A graveyard littered with syringes. [FPK Photo/Mir Yasir Mukhtar.]

Arsalan dials a number from his phone and asks the recipient to come to his office in Khanyar. Inam was not his only friend who went on the path of drugs, his other friend Amin Dar, who had moved to Punjab for civil engineering after finishing school too had fallen prey to the deadly substance.

Amin makes a scared entry some 15 minutes later. Six months ago, he quit drugs and since then he has been working as a volunteer with the duo. Amin’s face is pale and eyes stony. He stammers and shakes a lot while talking.

While in school, Amin once went on a picnic riding pillion with his friend. The joyride changed his life forever.  

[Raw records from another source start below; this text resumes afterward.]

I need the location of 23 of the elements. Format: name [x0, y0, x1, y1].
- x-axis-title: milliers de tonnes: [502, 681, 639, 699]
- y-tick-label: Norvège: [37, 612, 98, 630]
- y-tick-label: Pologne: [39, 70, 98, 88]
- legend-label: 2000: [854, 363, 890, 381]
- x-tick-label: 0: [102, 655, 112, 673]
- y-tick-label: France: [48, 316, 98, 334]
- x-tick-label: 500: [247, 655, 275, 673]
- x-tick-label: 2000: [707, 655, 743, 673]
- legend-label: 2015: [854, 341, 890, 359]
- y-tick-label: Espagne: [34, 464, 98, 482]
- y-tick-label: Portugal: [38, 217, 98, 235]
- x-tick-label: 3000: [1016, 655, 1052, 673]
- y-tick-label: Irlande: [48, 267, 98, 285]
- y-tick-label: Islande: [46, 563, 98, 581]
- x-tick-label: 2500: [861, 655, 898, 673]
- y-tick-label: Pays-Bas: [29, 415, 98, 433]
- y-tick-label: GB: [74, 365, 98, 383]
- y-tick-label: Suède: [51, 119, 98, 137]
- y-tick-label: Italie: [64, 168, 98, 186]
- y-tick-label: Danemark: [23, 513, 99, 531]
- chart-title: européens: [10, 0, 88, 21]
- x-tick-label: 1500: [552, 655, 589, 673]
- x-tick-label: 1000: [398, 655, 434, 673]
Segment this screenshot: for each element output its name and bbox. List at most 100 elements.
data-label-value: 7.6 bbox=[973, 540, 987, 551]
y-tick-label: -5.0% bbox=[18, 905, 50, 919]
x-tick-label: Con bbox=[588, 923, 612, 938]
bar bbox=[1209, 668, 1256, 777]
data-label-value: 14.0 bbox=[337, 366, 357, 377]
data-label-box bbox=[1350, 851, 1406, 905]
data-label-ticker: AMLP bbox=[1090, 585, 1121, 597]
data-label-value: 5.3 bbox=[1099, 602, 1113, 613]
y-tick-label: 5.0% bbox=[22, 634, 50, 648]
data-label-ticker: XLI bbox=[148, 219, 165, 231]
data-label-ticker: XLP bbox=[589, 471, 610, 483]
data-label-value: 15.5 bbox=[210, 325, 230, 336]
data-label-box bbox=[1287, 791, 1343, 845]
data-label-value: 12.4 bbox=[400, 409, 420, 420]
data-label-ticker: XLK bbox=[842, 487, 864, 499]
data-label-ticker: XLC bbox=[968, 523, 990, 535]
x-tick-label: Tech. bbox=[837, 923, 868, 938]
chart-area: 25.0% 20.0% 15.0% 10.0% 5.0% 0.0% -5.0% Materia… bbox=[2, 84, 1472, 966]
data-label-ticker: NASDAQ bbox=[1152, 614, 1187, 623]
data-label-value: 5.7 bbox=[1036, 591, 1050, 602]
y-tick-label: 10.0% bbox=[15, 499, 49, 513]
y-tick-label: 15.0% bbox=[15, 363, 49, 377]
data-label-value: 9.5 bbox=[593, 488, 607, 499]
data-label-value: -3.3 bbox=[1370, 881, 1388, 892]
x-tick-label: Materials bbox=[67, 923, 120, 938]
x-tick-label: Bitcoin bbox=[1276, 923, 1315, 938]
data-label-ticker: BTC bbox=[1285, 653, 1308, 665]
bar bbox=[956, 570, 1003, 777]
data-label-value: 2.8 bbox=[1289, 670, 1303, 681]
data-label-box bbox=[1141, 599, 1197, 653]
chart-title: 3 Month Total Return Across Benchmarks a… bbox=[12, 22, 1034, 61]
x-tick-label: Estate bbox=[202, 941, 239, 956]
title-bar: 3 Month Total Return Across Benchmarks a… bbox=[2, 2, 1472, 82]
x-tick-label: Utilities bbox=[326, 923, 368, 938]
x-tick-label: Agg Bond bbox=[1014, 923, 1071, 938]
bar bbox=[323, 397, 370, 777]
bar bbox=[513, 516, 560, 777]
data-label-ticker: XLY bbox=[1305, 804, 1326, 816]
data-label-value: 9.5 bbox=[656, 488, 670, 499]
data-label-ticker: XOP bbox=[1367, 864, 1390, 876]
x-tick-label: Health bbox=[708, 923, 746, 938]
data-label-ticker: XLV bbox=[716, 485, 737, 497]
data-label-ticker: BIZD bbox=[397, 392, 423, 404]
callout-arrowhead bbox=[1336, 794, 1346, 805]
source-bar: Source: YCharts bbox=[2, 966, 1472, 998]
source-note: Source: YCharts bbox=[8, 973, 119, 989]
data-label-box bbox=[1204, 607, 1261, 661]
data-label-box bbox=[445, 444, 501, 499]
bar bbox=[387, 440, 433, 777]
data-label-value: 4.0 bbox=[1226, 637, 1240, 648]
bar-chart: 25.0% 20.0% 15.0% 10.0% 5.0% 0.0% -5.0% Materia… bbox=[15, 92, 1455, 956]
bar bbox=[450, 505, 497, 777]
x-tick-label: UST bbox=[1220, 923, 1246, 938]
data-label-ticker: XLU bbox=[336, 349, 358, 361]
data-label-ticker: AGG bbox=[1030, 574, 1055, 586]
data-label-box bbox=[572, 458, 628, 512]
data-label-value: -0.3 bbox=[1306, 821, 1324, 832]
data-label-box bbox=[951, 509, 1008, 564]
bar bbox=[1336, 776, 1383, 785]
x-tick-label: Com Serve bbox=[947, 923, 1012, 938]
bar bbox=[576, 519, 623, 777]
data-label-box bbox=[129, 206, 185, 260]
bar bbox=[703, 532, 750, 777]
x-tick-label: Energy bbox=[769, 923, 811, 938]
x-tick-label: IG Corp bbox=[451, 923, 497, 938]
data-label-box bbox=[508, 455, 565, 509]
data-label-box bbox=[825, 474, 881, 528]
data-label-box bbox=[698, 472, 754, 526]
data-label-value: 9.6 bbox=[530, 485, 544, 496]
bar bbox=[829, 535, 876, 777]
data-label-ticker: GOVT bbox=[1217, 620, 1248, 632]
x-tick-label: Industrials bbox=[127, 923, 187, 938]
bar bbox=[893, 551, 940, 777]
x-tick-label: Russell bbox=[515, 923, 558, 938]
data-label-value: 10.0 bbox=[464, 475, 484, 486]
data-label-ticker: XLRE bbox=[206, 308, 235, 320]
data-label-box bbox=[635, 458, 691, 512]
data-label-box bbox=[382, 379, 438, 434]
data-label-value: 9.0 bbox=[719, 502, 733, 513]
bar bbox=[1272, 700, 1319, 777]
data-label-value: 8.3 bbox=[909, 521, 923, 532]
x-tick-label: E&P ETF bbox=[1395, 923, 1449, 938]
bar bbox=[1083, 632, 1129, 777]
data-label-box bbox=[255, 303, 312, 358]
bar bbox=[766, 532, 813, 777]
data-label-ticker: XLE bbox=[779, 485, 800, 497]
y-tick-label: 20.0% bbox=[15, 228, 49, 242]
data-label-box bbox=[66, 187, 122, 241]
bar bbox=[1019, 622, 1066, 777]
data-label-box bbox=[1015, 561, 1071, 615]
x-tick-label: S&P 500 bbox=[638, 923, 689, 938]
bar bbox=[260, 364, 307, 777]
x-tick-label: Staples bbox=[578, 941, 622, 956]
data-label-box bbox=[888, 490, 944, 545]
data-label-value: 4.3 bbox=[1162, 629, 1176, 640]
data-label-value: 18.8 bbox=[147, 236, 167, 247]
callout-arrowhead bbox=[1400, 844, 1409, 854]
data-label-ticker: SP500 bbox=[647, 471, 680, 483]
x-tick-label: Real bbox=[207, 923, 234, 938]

“I was in 7th standard,” the 23-year-old engineering student recalls. “I had a bad day and went out for a walk. Travelling few miles in search of peace, I met my school friend who offered me ride to the mountains, 20 kilometres away. It was a bright sunny day. As we stepped down from the motorcycle, the nature nourished my eyes. The streams flowing from the mountains, spring flowers blooming in varieties and the silence in the atmosphere diminished my anxiety. For a moment, I felt lost in nature. As I tried to settle with nature, my friend offered me cannabis.” 

Amin’s friend insisted on a puff. He gave in and soon cannabis became a source of escape for the teenage schoolboy.

“I wasn’t aware that my life would change so abruptly,” he says. “The enjoyment of that day, I had with my friend, continued for many more days.” 

Years later, when the lone child of his parents went to Punjab to pursue engineering, he got introduced to heroin. 

“I was in the second semester of my graduation when I heard the word chitta [heroin] from my friends,” Amin says with a sense of dejection and defeat. “Since I was far from my parents, I had no fear of getting caught. I decided to try heroin once even though I was aware that there was no exit. The addiction hijacks your brains. You just want to get high even at the risk of damaging friendships and family.” 

After injecting for months, he started craving for more heroin. His body started showing the drawbacks. “Heroin was running in my veins rather than of blood,” he says to point out the severity of his drug abuse.

Back in Kashmir, heroin was scarce, but overdose in Punjab had taken a toll on his body. Amin started to lose weight. Vomiting and drowsiness became noticeable events in his life. He lost 24 kilograms of weight within no time. 

Such noticeable changes in his body brought the attention of his parents, who eventually realised the problem.

Months of counselling with Arsalan and Moin saw Amin out of the menace. 

“I had to choose life over death, so I quit drugs,” says Amin, a former addict now taking the addiction head-on.